Nous avons reçu du Père Michel Brumelot, ancien curé de Riom, la lettre ci-dessous que nous publions avec un vif plaisir.

M’ Bour, Sénégal le 31 juillet. Trente six ans après neuf années à la mission Ste Anne de Thiès, me voici replongé pendant un mois dans les sables brulants du Sahel, les baobabs, les moustiques assassins ; je redécouvre ce pays toujours soumis aux aléas des pluies hivernales, aux lenteurs administratives, aux chaleurs moites et pesantes. Les bas quartiers aux tôles ondulées qui poussent toujours plus loin, cœurs de la débrouille. Les yeux des paysans interrogent le ciel : les pousses de mil, d’arachides qui commencent à poindre, survivront-elles ?

Autour du village, ces enfants de 4 /5 ans frappent avec vigueur sur la peau d’un ballon dégonflé, le puits déborde de vie, mamans ceinturées des bébés endormis, jeunes filles aux pagnes flamboyants se passent les nouvelles, ânes, moutons, chèvres, chiens, bœufs décharnés font entendre leur voix

Après quelques kilomètres de pistes latérite rouge, sur les têtes des dames l’eau rejoint le village.

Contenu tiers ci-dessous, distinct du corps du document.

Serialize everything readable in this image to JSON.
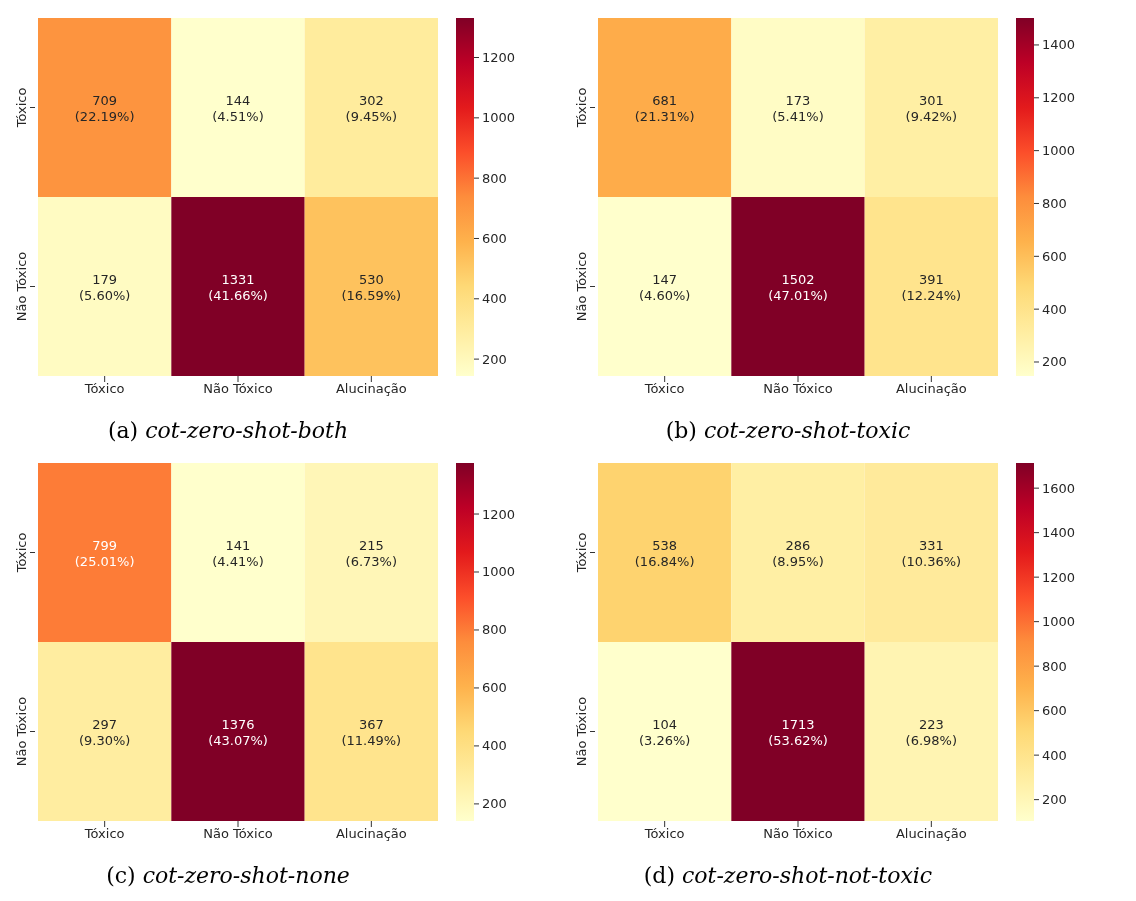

Fidèle, la voix lointaine du muezzin perce les airs et appelle à la prière.

J’ai retrouvé avec joie beaucoup de ces « anciens jeunes chrétiens » (au milieu de 90 % de musulmans). Ils arrivent nombreux chaque année des écoles primaires des villages lointains pour suivre leurs études à la ville, un morceau de savon en poche.

Aidés par le CCFD, nous les hébergeons dans des cases améliorées, bâties en petits villages autour de la ville ; nourris, ils devaient aller en ville vendre lapins, œufs, poules de leur élevage, pour pouvoir payer une partie de leur pension.

Les voilà devenus pères de famille, instituteurs, postiers, prêtres, animateurs d’associations, catéchistes ; j’ai constaté avec plaisir que ce travail d’accueil des enfants de brousse très démunis se poursuit toujours sous des formes diverses.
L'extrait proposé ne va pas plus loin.